Mantenha-se na Rua da Fonte para se dirigir ao Castelo medieval, erguido por ordem de Dom Dinis, no século XIII – só viria a ser concluído no reinado do seu filho, Dom Afonso IV.

No princípio do século XIV, o alcaide-mor de Castelo de Vide é Aires Pires Cabral, precisamente o avô do explorador, cavaleiro da Ordem de Cristo, Pedro Álvares Cabral (creditado como o descobridor do Brasil).

Não menos importante, na povoação nasce Gonçalo Eanes de Abreu que participou, com bravura, na batalha (Aljubarrota) que assegura a independência de Portugal contra o poderoso exército de Castela de Espanha.

Foi membro da Ala dos Namorados; composta pelos mais jovens do exército, e onde se encontrava vários homens de confiança do então jovem líder militar (Dom Nuno Álvares Pereira) – as circunstâncias ditaram que na mocidade evoluíssem para guerreiros mortíferos.

Mais tarde, no mesmo ano, o valente Gonçalo Eanes de Abreu lidera uma ala militar na Batalha de Valverde (em Espanha perto de Badajoz – Valverde de Mérida) contra um exército bem mais numeroso e em condições muito desagradáveis. Em plena batalha têm que atravessar um rio e conquistar a margem do rio compacta de adversários.

Foi uma batalha muito difícil; Dom Nuno Álvares Pereira chegou a rezar durante a batalha – depois lidera a vanguarda enfrentando o afamado mestre da Ordem de Santiago de Castela (Pedro Muñiz de Godoy que foi decapitado no duelo). O exército castelhano perde a esperança quando o estandarte da poderosa ordem é derrubado.

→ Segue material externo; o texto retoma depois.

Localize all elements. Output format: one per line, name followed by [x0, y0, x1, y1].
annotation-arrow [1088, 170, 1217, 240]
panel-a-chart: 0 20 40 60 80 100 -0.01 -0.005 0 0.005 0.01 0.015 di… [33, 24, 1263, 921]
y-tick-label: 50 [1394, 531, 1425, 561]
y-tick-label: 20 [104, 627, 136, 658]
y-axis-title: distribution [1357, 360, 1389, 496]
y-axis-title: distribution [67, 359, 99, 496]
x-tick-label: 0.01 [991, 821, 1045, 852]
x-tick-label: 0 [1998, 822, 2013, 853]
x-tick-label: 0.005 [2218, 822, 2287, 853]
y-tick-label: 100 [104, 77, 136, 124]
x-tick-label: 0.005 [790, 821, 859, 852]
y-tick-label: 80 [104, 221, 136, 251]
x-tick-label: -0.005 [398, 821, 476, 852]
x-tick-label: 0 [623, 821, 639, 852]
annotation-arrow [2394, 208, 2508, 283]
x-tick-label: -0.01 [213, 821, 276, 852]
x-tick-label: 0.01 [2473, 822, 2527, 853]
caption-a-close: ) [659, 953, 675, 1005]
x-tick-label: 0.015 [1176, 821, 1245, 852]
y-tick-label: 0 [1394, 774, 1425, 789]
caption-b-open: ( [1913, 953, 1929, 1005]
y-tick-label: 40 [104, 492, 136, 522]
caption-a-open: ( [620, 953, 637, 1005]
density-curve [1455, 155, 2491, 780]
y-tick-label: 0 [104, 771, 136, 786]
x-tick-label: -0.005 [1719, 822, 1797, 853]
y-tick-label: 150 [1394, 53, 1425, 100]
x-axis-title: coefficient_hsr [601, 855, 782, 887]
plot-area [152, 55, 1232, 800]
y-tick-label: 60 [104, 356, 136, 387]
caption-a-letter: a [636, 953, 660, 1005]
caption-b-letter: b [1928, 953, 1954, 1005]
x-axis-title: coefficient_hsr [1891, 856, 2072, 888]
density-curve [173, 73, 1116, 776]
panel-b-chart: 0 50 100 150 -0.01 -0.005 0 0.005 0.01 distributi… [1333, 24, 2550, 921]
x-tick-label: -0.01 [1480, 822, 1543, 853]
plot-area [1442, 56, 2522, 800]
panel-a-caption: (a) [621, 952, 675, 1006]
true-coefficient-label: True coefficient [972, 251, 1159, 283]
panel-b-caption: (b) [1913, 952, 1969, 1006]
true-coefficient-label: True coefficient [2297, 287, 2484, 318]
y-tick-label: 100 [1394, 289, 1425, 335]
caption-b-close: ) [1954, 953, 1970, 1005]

O mestre da Ordem de Calatrava (Gonzalo Núñez de Guzmán; descendente do herói espanhol Alonso Pérez de Guzmán) também participou na batalha, mas se retira quando se torna óbvio que o conflito contra os homens de Dom Nuno está, mais uma vez, perdido.

Várias décadas depois Dom Nuno Álvares Pereira, já viúvo e após o falecimento da filha, opta por viver uma vida monástica como pobre. Distribuí a sua enorme riqueza aos seus netos, a algumas entidades religiosas e a leais irmãos de armas – a Gonçalo Eanes de Abreu oferece Alter do chão e o respetivo Castelo.